Anach Cooperative planting its roots
MILAN — If there is a reason to believe a community of Pacific Island residents now making their home in the heart of Chippewa County can create their own homegrown business, it was to be seen last week.
While outside temperatures soared into the 90s, the temperature inside the kitchen of the Milan Community School popped the mercury at 105 degrees.
And yet, volunteers with the Anach Cooperative continued to slice, dice, boil and process their garden-grown peppers and tomatoes to make salsa and other home-canned products.
"When they talk about it, it seems like they're having fun,'' laughed Chrisa Herman, a high school junior, when asked what her parents think about the venture known as the Anach Cooperative.
Earlier this year, the United States Department of Agriculture, Rural Development, provided funding to allow the 185 Micronesian residents to form the cooperative. Anach, which means "Our Food, Our Path'' in the islanders' native tongue, aims to develop into a viable economic enterprise for the community.
The island residents make up about one-half of the population of Milan.
The community members planted an approximate 3-acre garden on the edge of Milan, and are now selling some of the fresh produce at a roadside stand along Minnesota Highway 7/U.S. Highway 59 in Milan.
They are also further processing a portion of their harvest, with a goal of opening a retail stand this autumn at the Kandi Mall in Willmar.
It's way too early to measure the economic viability of the plans, according to Robert Ryan, of Bird Island, who is working with the community to develop the cooperative.
"I think that our canned goods stand at the mall will be a good indicator,'' said Ryan of the cooperative's economic prospects.
The longer-term goal is to expand the further processing to produce salsas, soups and other goods that would be sold at retail outlets. The first of the goods for retail sale arrived last week at Bergen's Market in Milan.
All of this is part of a learning curve that has plenty of challenges. All of the cooperative members are from the island of Romanum in the Micronesian state of Chuuk.
Their traditional diet consists of tropical fare and seafood. None had any prior experience growing the vegetables familiar to Minnesotans.
From sweet corn to pumpkins, they are learning. The garden has had its setbacks, including a "burn out'' period when a shortage of garden volunteers made it difficult to keep up with the weeding.
Yet the garden, served by a drip irrigation system, is producing bumper crops of sweet corn and vegetables, not to mention color. Two long rows are devoted to a wide variety of flowers being raised with help from Duane Hastad of Heather Nursery in Montevideo and Dawson. He's made known his interest in purchasing cut flowers for retail sale.

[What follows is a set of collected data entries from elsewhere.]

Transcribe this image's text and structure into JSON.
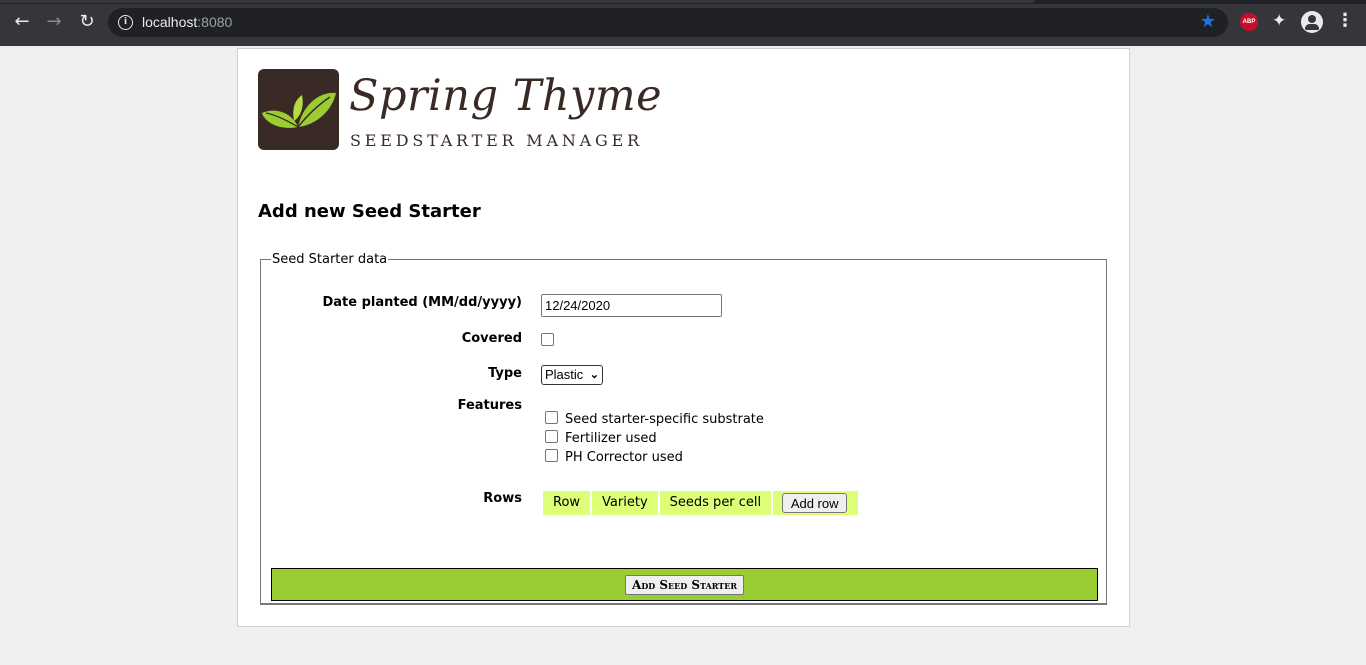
{
  "browser": {
    "url_host": "localhost",
    "url_port": ":8080",
    "ext_abp_label": "ABP"
  },
  "brand": {
    "title": "Spring Thyme",
    "subtitle": "SEEDSTARTER MANAGER"
  },
  "page": {
    "heading": "Add new Seed Starter"
  },
  "form": {
    "legend": "Seed Starter data",
    "date_label": "Date planted (MM/dd/yyyy)",
    "date_value": "12/24/2020",
    "covered_label": "Covered",
    "covered_checked": false,
    "type_label": "Type",
    "type_selected": "Plastic",
    "features_label": "Features",
    "features": [
      {
        "label": "Seed starter-specific substrate",
        "checked": false
      },
      {
        "label": "Fertilizer used",
        "checked": false
      },
      {
        "label": "PH Corrector used",
        "checked": false
      }
    ],
    "rows_label": "Rows",
    "rows_columns": [
      "Row",
      "Variety",
      "Seeds per cell"
    ],
    "add_row_label": "Add row",
    "submit_label": "Add Seed Starter"
  },
  "colors": {
    "header_cell_bg": "#dcff77",
    "submit_bar_bg": "#9acd32",
    "brand_dark": "#3a2a25",
    "leaf_green": "#9acd32"
  }
}
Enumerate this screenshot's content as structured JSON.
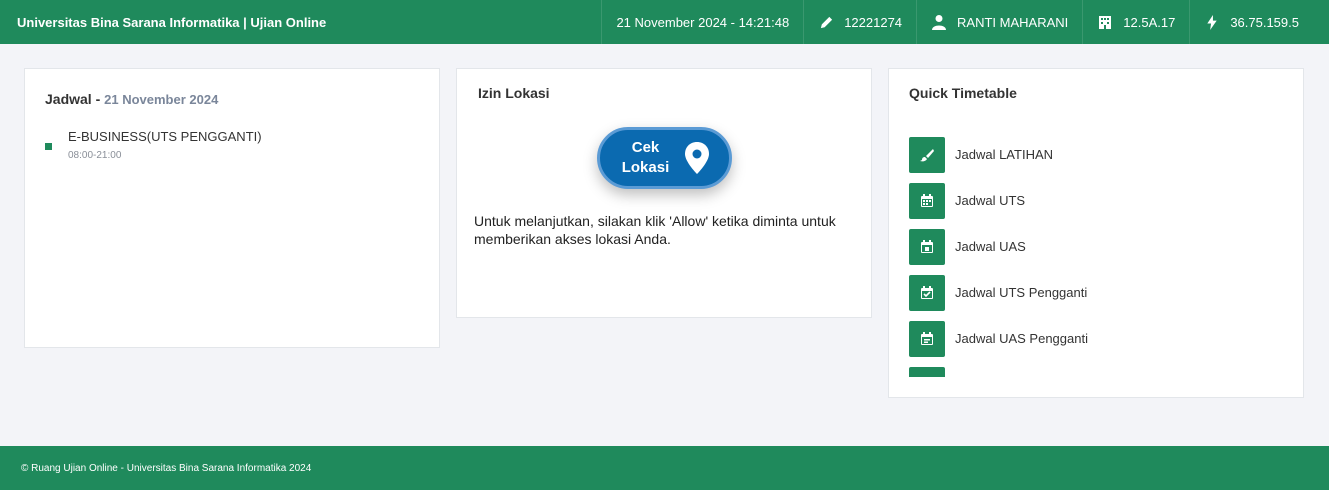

Janet Emmis, a community resident serving as coordinator, nods in agreement when asked if community members are supportive of the venture. While no one expects a profit out of this year's venture, the garden has served to introduce the community residents to fresh foods that were otherwise unfamiliar to many, noted Ryan.
The real measure of success will be whether the cooperative ultimately serves to create paying jobs for the community residents, said Ryan. All of the Micronesian residents living in Milan are employed outside of the community, mainly at meat processing industries in Montevideo and elsewhere.
The close-knit community is very family-oriented, and its residents want to create more employment opportunities in Milan, he explained.
"As soon as we start producing jobs, that will make all the difference,'' he said.